È compassionevole verso chi non ha colpe, ma vuole che tutti siano consapevoli dell'ingiustizia perpetrata. Il documentario nasce per volontà dei sopravvissuti: «Sono venuti a cercarmi loro stessi – puntualizza Oppenheimer – e a chiedermi di incontrare gli aguzzini. Io ero andato nelle loro piantagioni nel 2003 per capire come potessero vivere gravati dall'ignominia dell'etichetta di "politicamente impuri", sistematicamente soggetti a estorsioni e ridotti a un regime di apartheid economico». Fino a che l'esercito è venuto a conoscenza del progetto, minacciando di morte i testimoni: «Allora i sopravvissuti mi hanno spinto a chiedere ai torturatori di ripetere i loro crimini davanti alla macchina da presa, così almeno avrebbero saputo come erano morti i loro cari». Tra le tante riprese, Adi viene a scoprire come è stato trucidato il fratello e chiede di incontrare i responsabili (l'intera intervista è su cristinabattocletti.blog.ilsole24ore.com).

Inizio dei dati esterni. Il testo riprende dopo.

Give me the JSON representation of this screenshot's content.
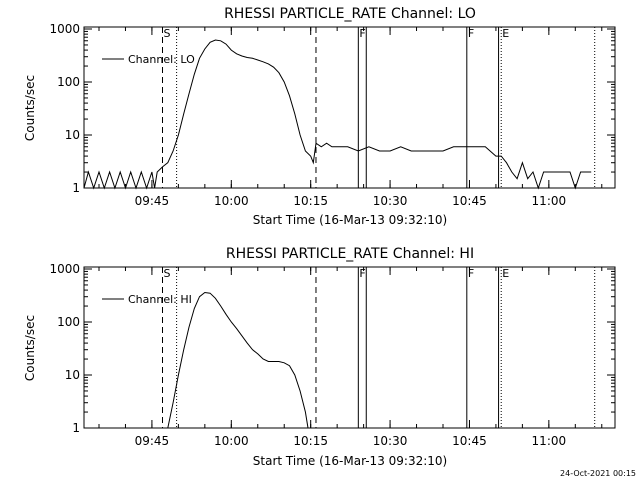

Ugualmente interessante, ma meno forte, Tales della regista iraniana Rakhshan Bani Etemad. Le sue microstorie, cucite assieme e collegate, regalano un affresco dell'Iran troppo carico. Prostituzione, emarginazione femminile, disoccupazione, miseria, droga: il tutto ci fornisce un ritratto nero dell'Iran, sicuramente veritiero, ma che avrebbe potuto essere diluito in diverse pellicole. La regista, molto nota nella sua patria ma poco in Italia, ha effettuato le riprese in cortometraggi, sotto il regime di Ahmadinejad, quando non si poteva girare un lungometraggio. È riuscita a metterli insieme solo oggi.

Deludente, invece, Xavier Beauvois con La rançon de la gloire, commedia agrodolce, di buoni sentimenti in cui due balordi emigrati, in condizioni di estrema indigenza, decidono di trafugare il cadavere di Charlie Chaplin per chiedere un riscatto. In mezzo a tutto questo un circo che vede Chiara Mastroianni nel ruolo di impresario. Troppi filoni, troppa lentezza, poche risate.